Cena mojego życia - Tina Okpara
Wydawnictwo: Hachette Polska Sp. z o.o.
Rok wydania: 2012
Ilość stron: 208
Trudna
książka, którą zaskakująco łatwo się czyta. Ładnie napisana i z rozwagą
opowiedziana historia tragicznych przeżyć młodej dziewczyny, a w zasadzie
jeszcze dziecka, któremu zamiast obiecanego raju zgotowano prawdziwe piekło. Niewiarygodna
historia, niewiarygodna na tyle, że musiałam sprawdzić jej autentyczność w google,
by się przekonać, że wszystko to wydarzyło się naprawdę. I choć lubię autentyczne
historię, w tym jednym wypadku chciałabym by wszechwiedzące google nic nie znalazło/a.
Niestety.
Tina jest
małą dziewczynką, która poznajemy gdy wyrusza z Nigerii, do Francji, gdzie wraz
z przybranymi rodzicami rozpocząć lepsze, pełne dostatku i szczęśliwsze życie. Ojciec
żegna ją upomnieniem by była grzeczna, więc bardzo stara się ona odwdzięczyć
taką właśnie postawą za szansę jaką może być dla niej możliwość edukacji w
Europie. Jej nowa matka Linda zajmuje się głównie „byciem żoną” znanego
piłkarza, co w praktyce oznacza wydawanie ich ogromnego majątku. Nowy tata Godwin
jest owym znanym piłkarzem, zawodnikiem prestiżowego klubu Paris Saint Germain.

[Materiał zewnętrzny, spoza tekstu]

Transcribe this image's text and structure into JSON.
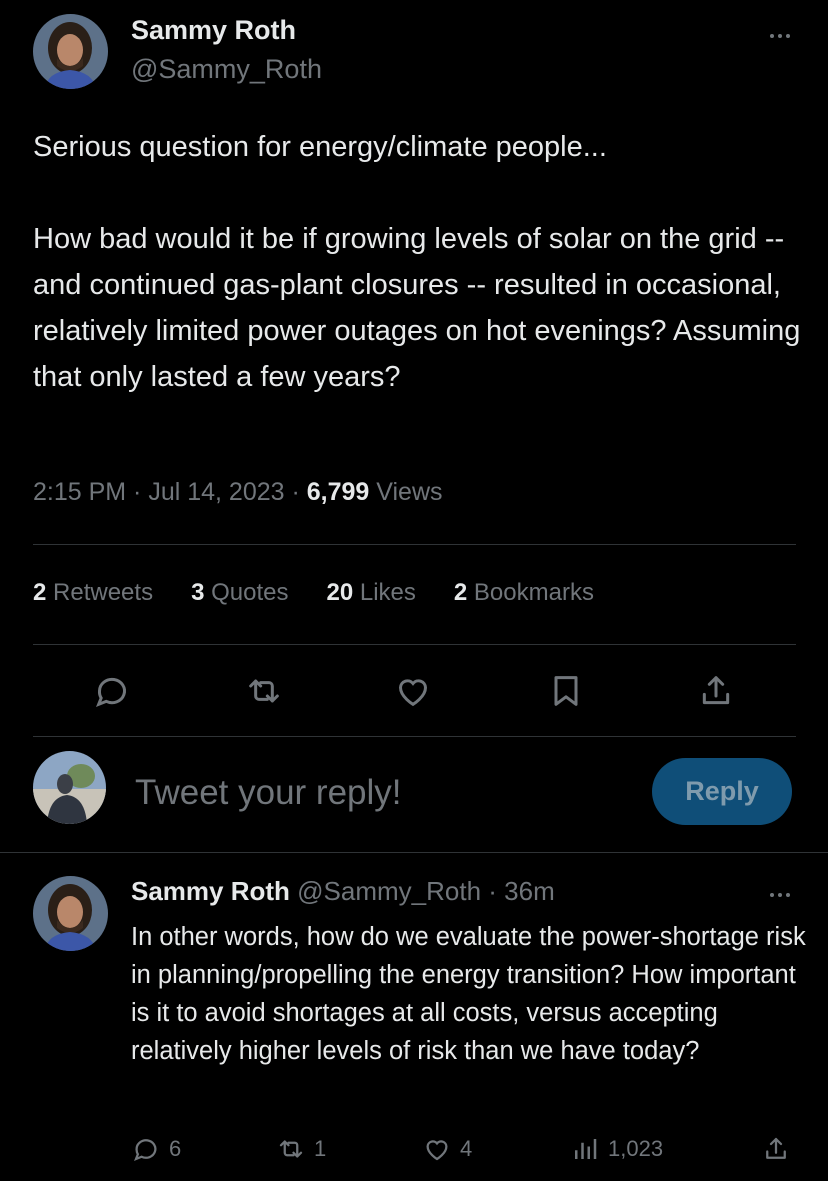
{
  "tweet": {
    "author_name": "Sammy Roth",
    "author_handle": "@Sammy_Roth",
    "text": "Serious question for energy/climate people...\n\nHow bad would it be if growing levels of solar on the grid -- and continued gas-plant closures -- resulted in occasional, relatively limited power outages on hot evenings? Assuming that only lasted a few years?",
    "time": "2:15 PM · Jul 14, 2023 · ",
    "views_count": "6,799",
    "views_label": " Views"
  },
  "stats": {
    "retweets_count": "2",
    "retweets_label": " Retweets",
    "quotes_count": "3",
    "quotes_label": " Quotes",
    "likes_count": "20",
    "likes_label": " Likes",
    "bookmarks_count": "2",
    "bookmarks_label": " Bookmarks"
  },
  "actions": [
    "reply-icon",
    "retweet-icon",
    "heart-icon",
    "bookmark-icon",
    "share-icon"
  ],
  "composer": {
    "placeholder": "Tweet your reply!",
    "button_label": "Reply"
  },
  "reply": {
    "author_name": "Sammy Roth",
    "author_handle": " @Sammy_Roth · 36m",
    "text": "In other words, how do we evaluate the power-shortage risk in planning/propelling the energy transition? How important is it to avoid shortages at all costs, versus accepting relatively higher levels of risk than we have today?",
    "replies": "6",
    "retweets": "1",
    "likes": "4",
    "views": "1,023"
  },
  "colors": {
    "background": "#000000",
    "text": "#e7e9ea",
    "muted": "#71767b",
    "divider": "#2f3336",
    "reply_button": "#0f4e78"
  }
}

Są jeszcze ich dzieci ale przebywają głównie w szkołach, oraz ciotka-babcia
Lindy, staruszka która dopełnia obraz tej rodziny. Rodziny szczęśliwej tylko z
pozoru, tylko z pozoru normalnej i z pozoru moralnej. W rzeczywistości Tina
zamiast obiecanych zabaw, szkoły i prezentów dostaje posłanie w piwnicy i kilkunastogodzinny
dzień pracy. Jest bita, gwałcona, torturowana i poniżana, a wszystko to we
współczesnej (!) Francji, w domu znanych i wpływowych ludzi. Można i powinno
się w tym miejscu zapytać jak to jest możliwe?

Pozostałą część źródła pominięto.